The build scripts in the example project allow for running the build, loading the binary to the fpga and launching the python script which plots the results in a single instruction. The command line arguments for the python script gives the com port and the name of the plot.

d:\lscc\diamond\3.13\bin\nt64\pnmainc.exe C:\dev\hVHDL_example_project\ecp5_build\ecp5_compile.tcl ; D:\lscc\diamond\3.13\bin\nt64\pgrcmd.exe -infile C:\dev\diamond_jtag.xcf ; python C:\dev\hVHDL_example_project\test_app.py com7 "Lattice ECP5"

quartus_sh -t C:\dev\hVHDL_example_project\quartus_build\compile_with_quartus.tcl;quartus_pgm -c "Cyclone 10 LP Evaluation Kit [USB-1]" -m jtag -o "p;.\output\top.sof"; python C:\dev\hVHDL_example_project\test_app.py com4 "Cyclone 10lp evm"

start /wait test_with_hw.bat & python test_app.py com14 "titanium evm"

d:\lscc\radiant\2023.2\bin\nt64\pnmainc.exe C:\dev\hVHDL_example_project\radiant_build\radiant_compile.tcl ; D:\lscc\radiant\2023.2\programmer\bin\nt64\pgrcmd.exe -infile C:\dev\build_radiant_jtag.xcf ; python C:\dev\hVHDL_example_project\test_app.py com5 "Lattice NX"

d:\xilinx\Vivado\2023.2\bin\vivado.bat -mode batch -nolog -nojournal -source C:\dev\hVHDL_example_project\alchitry_au_plus\vivado_compile.tcl -tclargs ram ; python C:\dev\hVHDL_example_project\test_app.py com7 "Artix 7"

In order for the oneliner to work with the lattice tools, the .xcf file for the jtag needs to be created using the programmer tool. Note that all tools aside from the Cyclone 10lp EVM use ftdi chips for programming and uart.

Running the one liner with each of the evaluation kits produces the plots as shown below.

Hardware configuration

The different FPGAs are running slightly different configurations. All of them are using 24 bit mantissa and 8 bit exponent and we increase the floating point word pipeline depths until they meet the required timing of 120MHz. The different FPGA have separate package files for their own floating point configuration. Note that all other sources are shared so they all are running with the same software and the configuration is propagated through the design.

Resource use for floating point processor with different fpgas

FPGA(vendor)	DSP	LUT(reg)	Memory Block	Pipelines (norm/denorm)
Cyclone 10 lp(Intel)	7(9x9bit)	3514(1331)	4(M9k)	3/3
Artix 7(AMD)	2	1926(1365)	1 bram, 59 dmem	2/2
ECP5(Lattice)	4	3132(1273)	ebr 2, dmem 36	4/3
Certus NX(Lattice)	1	2826(1016)	ebr 2, dmem 11	4/4
Titanium(Efinix)	4	1972(910)	3(10k)	1/1
Trion(Efinix)	4	2570(1432)	6(5k)	3/4

The memory use differs a bit in the fpgas due to the 2 read port and 1 write port configuration. Lattice and AMD FPGAs have distributed memory which is also used for the processor ram.
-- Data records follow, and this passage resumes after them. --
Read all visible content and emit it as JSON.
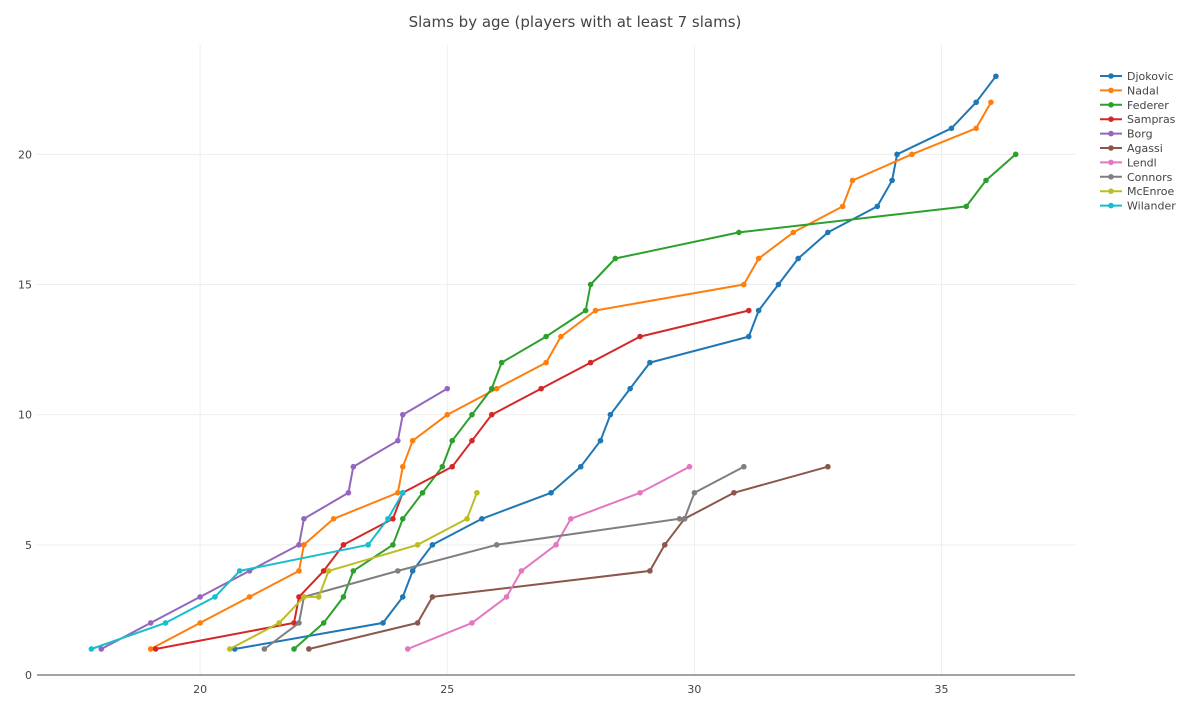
{
  "chart_data": {
    "type": "line",
    "title": "Slams by age (players with at least 7 slams)",
    "xlabel": "",
    "ylabel": "",
    "xlim": [
      16.7,
      37.7
    ],
    "ylim": [
      0,
      24.2
    ],
    "x_ticks": [
      20,
      25,
      30,
      35
    ],
    "y_ticks": [
      0,
      5,
      10,
      15,
      20
    ],
    "grid": true,
    "legend": "top-right",
    "series": [
      {
        "name": "Djokovic",
        "color": "#1f77b4",
        "points": [
          [
            20.7,
            1
          ],
          [
            23.7,
            2
          ],
          [
            24.1,
            3
          ],
          [
            24.3,
            4
          ],
          [
            24.7,
            5
          ],
          [
            25.7,
            6
          ],
          [
            27.1,
            7
          ],
          [
            27.7,
            8
          ],
          [
            28.1,
            9
          ],
          [
            28.3,
            10
          ],
          [
            28.7,
            11
          ],
          [
            29.1,
            12
          ],
          [
            31.1,
            13
          ],
          [
            31.3,
            14
          ],
          [
            31.7,
            15
          ],
          [
            32.1,
            16
          ],
          [
            32.7,
            17
          ],
          [
            33.7,
            18
          ],
          [
            34.0,
            19
          ],
          [
            34.1,
            20
          ],
          [
            35.2,
            21
          ],
          [
            35.7,
            22
          ],
          [
            36.1,
            23
          ]
        ]
      },
      {
        "name": "Nadal",
        "color": "#ff7f0e",
        "points": [
          [
            19.0,
            1
          ],
          [
            20.0,
            2
          ],
          [
            21.0,
            3
          ],
          [
            22.0,
            4
          ],
          [
            22.1,
            5
          ],
          [
            22.7,
            6
          ],
          [
            24.0,
            7
          ],
          [
            24.1,
            8
          ],
          [
            24.3,
            9
          ],
          [
            25.0,
            10
          ],
          [
            26.0,
            11
          ],
          [
            27.0,
            12
          ],
          [
            27.3,
            13
          ],
          [
            28.0,
            14
          ],
          [
            31.0,
            15
          ],
          [
            31.3,
            16
          ],
          [
            32.0,
            17
          ],
          [
            33.0,
            18
          ],
          [
            33.2,
            19
          ],
          [
            34.4,
            20
          ],
          [
            35.7,
            21
          ],
          [
            36.0,
            22
          ]
        ]
      },
      {
        "name": "Federer",
        "color": "#2ca02c",
        "points": [
          [
            21.9,
            1
          ],
          [
            22.5,
            2
          ],
          [
            22.9,
            3
          ],
          [
            23.1,
            4
          ],
          [
            23.9,
            5
          ],
          [
            24.1,
            6
          ],
          [
            24.5,
            7
          ],
          [
            24.9,
            8
          ],
          [
            25.1,
            9
          ],
          [
            25.5,
            10
          ],
          [
            25.9,
            11
          ],
          [
            26.1,
            12
          ],
          [
            27.0,
            13
          ],
          [
            27.8,
            14
          ],
          [
            27.9,
            15
          ],
          [
            28.4,
            16
          ],
          [
            30.9,
            17
          ],
          [
            35.5,
            18
          ],
          [
            35.9,
            19
          ],
          [
            36.5,
            20
          ]
        ]
      },
      {
        "name": "Sampras",
        "color": "#d62728",
        "points": [
          [
            19.1,
            1
          ],
          [
            21.9,
            2
          ],
          [
            22.0,
            3
          ],
          [
            22.5,
            4
          ],
          [
            22.9,
            5
          ],
          [
            23.9,
            6
          ],
          [
            24.1,
            7
          ],
          [
            25.1,
            8
          ],
          [
            25.5,
            9
          ],
          [
            25.9,
            10
          ],
          [
            26.9,
            11
          ],
          [
            27.9,
            12
          ],
          [
            28.9,
            13
          ],
          [
            31.1,
            14
          ]
        ]
      },
      {
        "name": "Borg",
        "color": "#9467bd",
        "points": [
          [
            18.0,
            1
          ],
          [
            19.0,
            2
          ],
          [
            20.0,
            3
          ],
          [
            21.0,
            4
          ],
          [
            22.0,
            5
          ],
          [
            22.1,
            6
          ],
          [
            23.0,
            7
          ],
          [
            23.1,
            8
          ],
          [
            24.0,
            9
          ],
          [
            24.1,
            10
          ],
          [
            25.0,
            11
          ]
        ]
      },
      {
        "name": "Agassi",
        "color": "#8c564b",
        "points": [
          [
            22.2,
            1
          ],
          [
            24.4,
            2
          ],
          [
            24.7,
            3
          ],
          [
            29.1,
            4
          ],
          [
            29.4,
            5
          ],
          [
            29.8,
            6
          ],
          [
            30.8,
            7
          ],
          [
            32.7,
            8
          ]
        ]
      },
      {
        "name": "Lendl",
        "color": "#e377c2",
        "points": [
          [
            24.2,
            1
          ],
          [
            25.5,
            2
          ],
          [
            26.2,
            3
          ],
          [
            26.5,
            4
          ],
          [
            27.2,
            5
          ],
          [
            27.5,
            6
          ],
          [
            28.9,
            7
          ],
          [
            29.9,
            8
          ]
        ]
      },
      {
        "name": "Connors",
        "color": "#7f7f7f",
        "points": [
          [
            21.3,
            1
          ],
          [
            22.0,
            2
          ],
          [
            22.1,
            3
          ],
          [
            24.0,
            4
          ],
          [
            26.0,
            5
          ],
          [
            29.7,
            6
          ],
          [
            29.8,
            6
          ],
          [
            30.0,
            7
          ],
          [
            31.0,
            8
          ]
        ]
      },
      {
        "name": "McEnroe",
        "color": "#bcbd22",
        "points": [
          [
            20.6,
            1
          ],
          [
            21.6,
            2
          ],
          [
            22.1,
            3
          ],
          [
            22.4,
            3
          ],
          [
            22.6,
            4
          ],
          [
            24.4,
            5
          ],
          [
            25.4,
            6
          ],
          [
            25.6,
            7
          ]
        ]
      },
      {
        "name": "Wilander",
        "color": "#17becf",
        "points": [
          [
            17.8,
            1
          ],
          [
            19.3,
            2
          ],
          [
            20.3,
            3
          ],
          [
            20.8,
            4
          ],
          [
            23.4,
            5
          ],
          [
            23.8,
            6
          ],
          [
            24.1,
            7
          ]
        ]
      }
    ]
  }
}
The logic use is also not directly comparable as the pipeline depths are different. All of them meet timing and hence produce exactly the same result though the latency of the calculation is different.

Much of the code is still in initial testing phase and the processor repository will require some refactoring to make it easier to navigate. There are some basic control functions still missing from our processor design, like branching and jump commands a function call as well as stalling the pipeline operation. The structure of the floating point alu is also far from optimal which means that the performance and logic area can be made substantially better. These functionalities might be topics in future blog posts.